Additionally, in agreement with adiponectin modulating liver function previosly mentioned, we also found a negative correlation between plasma adiponectin concentrations and hepatic biomarkers, that is, aspartate aminotransferase (AST), alanine aminotransferase (ALT), γ-glutamyltransferase (GGT), and alkaline phosphatase (ALP). This is with accordance with the results of López-Bermejo et al. (2004) who reported that adiponectin concentrations were associated with plasma concentrations of various liver function tests in healthy humans suggesting that adiponectin deficiency is an important risk factor for the development of fatty liver, steatohepatitis, and other forms of liver injury [43].

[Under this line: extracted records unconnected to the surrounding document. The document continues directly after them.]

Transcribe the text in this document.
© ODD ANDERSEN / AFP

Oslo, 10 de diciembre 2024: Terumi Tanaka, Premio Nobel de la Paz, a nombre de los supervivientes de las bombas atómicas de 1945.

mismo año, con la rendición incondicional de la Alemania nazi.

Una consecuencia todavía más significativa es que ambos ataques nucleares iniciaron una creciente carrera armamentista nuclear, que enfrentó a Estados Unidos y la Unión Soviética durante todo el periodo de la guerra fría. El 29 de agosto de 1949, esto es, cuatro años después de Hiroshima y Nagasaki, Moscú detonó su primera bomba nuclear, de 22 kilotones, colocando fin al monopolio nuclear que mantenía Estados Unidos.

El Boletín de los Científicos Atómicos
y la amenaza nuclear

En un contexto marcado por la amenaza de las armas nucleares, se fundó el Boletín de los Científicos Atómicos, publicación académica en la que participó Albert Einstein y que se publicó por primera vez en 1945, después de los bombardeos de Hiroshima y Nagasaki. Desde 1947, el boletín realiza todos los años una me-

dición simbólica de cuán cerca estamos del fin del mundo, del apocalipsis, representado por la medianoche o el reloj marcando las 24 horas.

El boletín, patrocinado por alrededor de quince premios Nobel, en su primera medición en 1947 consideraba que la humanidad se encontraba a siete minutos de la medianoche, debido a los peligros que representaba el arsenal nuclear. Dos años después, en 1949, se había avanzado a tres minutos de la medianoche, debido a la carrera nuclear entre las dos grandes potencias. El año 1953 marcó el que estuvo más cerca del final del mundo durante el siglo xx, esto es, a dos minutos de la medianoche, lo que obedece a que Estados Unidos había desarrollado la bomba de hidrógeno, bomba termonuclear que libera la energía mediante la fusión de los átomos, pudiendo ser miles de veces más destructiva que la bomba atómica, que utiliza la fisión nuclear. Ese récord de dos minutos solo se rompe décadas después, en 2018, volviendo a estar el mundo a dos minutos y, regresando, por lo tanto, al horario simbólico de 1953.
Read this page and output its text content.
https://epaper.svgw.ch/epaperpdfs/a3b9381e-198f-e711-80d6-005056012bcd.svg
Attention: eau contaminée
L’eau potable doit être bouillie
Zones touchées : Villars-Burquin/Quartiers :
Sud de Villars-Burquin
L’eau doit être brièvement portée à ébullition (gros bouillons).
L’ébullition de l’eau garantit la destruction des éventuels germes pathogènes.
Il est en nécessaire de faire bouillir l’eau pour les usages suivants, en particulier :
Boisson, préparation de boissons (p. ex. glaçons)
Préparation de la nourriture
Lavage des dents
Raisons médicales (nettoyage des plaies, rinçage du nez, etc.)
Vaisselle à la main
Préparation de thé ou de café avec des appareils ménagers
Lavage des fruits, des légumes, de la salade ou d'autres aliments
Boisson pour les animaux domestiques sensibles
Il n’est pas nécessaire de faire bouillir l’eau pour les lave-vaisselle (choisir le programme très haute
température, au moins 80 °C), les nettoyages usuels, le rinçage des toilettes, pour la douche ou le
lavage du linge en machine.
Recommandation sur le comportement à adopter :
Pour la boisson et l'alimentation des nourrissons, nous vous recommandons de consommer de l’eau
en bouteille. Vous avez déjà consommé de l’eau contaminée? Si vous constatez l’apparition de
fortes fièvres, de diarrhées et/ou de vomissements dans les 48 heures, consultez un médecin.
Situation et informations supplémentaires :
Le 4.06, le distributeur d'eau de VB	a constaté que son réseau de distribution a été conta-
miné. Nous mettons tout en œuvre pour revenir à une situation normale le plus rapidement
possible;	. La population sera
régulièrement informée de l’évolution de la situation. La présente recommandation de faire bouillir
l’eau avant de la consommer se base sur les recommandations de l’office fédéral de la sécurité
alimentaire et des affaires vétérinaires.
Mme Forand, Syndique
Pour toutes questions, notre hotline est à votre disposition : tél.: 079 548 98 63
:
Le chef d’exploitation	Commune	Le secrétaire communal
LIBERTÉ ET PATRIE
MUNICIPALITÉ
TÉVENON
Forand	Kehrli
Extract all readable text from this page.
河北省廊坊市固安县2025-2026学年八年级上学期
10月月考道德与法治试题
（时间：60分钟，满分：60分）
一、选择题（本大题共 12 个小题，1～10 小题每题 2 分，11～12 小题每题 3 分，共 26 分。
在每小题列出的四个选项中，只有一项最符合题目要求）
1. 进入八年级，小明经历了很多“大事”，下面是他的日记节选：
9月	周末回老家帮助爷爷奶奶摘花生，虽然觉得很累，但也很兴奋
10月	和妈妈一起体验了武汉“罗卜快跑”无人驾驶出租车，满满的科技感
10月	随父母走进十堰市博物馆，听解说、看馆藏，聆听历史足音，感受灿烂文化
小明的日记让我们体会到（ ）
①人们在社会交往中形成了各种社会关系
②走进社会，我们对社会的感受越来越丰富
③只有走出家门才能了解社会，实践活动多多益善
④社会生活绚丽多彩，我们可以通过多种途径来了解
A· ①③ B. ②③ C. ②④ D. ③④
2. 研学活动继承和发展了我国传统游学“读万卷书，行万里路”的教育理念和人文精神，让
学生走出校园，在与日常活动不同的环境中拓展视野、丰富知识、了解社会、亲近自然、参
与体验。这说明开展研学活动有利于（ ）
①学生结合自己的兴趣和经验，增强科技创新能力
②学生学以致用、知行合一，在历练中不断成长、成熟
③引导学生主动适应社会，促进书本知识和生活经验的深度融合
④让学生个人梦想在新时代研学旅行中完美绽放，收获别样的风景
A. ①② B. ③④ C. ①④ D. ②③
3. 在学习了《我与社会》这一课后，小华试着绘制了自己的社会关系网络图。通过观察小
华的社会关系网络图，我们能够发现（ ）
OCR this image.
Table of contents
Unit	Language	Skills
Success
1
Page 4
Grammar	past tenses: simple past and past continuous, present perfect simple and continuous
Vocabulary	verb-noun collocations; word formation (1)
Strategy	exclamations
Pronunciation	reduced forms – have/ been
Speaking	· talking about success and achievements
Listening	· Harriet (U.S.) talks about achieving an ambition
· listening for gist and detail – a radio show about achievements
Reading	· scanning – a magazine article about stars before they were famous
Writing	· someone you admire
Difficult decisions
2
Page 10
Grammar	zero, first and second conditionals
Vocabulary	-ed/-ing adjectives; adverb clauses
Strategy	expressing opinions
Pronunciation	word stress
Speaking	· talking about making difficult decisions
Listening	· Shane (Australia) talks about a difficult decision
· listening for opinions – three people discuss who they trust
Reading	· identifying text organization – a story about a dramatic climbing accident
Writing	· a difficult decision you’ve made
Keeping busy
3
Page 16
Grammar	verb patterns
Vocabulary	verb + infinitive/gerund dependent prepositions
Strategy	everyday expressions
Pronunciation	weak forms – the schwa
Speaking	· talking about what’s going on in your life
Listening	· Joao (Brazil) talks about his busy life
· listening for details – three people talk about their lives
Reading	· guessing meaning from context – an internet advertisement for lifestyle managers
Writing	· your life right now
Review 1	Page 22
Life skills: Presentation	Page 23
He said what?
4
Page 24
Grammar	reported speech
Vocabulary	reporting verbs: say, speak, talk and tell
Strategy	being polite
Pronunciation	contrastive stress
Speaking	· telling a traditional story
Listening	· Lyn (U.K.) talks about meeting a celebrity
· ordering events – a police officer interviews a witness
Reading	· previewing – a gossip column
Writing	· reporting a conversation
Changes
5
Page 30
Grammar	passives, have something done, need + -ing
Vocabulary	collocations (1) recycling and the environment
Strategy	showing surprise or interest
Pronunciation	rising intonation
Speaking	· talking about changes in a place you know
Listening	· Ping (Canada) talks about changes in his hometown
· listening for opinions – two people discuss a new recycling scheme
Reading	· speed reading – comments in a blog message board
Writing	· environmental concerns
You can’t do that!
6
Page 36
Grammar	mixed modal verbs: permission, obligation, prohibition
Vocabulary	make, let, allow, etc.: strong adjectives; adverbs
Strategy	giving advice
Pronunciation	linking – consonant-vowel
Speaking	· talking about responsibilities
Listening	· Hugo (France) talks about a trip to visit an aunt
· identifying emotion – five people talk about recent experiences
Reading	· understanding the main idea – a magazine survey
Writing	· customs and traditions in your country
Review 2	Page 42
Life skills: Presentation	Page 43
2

The present study has a number of potential limitations. First, our study was cross-sectional, which limited our ability to infer a causal relation between adiponectin concentrations and development of MS in T1DM. Second, we measured insulin sensitivity using clinical parameters with eGDR and did not have access to direct, detailed measures of insulin resistance using euglycemic-hyperinsulinemic clamp test. Third, our analyses were based on a single measurement of total fasting adiponectin that may not reflect the relation over time.

In conclusion, our results highlight the importance of the relationship between adiponectin, IR, and the presence of the MS in T1DM. Whether adiponectin is a marker of MS as well as all components of MS according to the IDF criteria in T1DM patients and whether higher adiponectin concentrations have a protective role in the development of the MS in T1DM need to be clarified in future follow-up studies.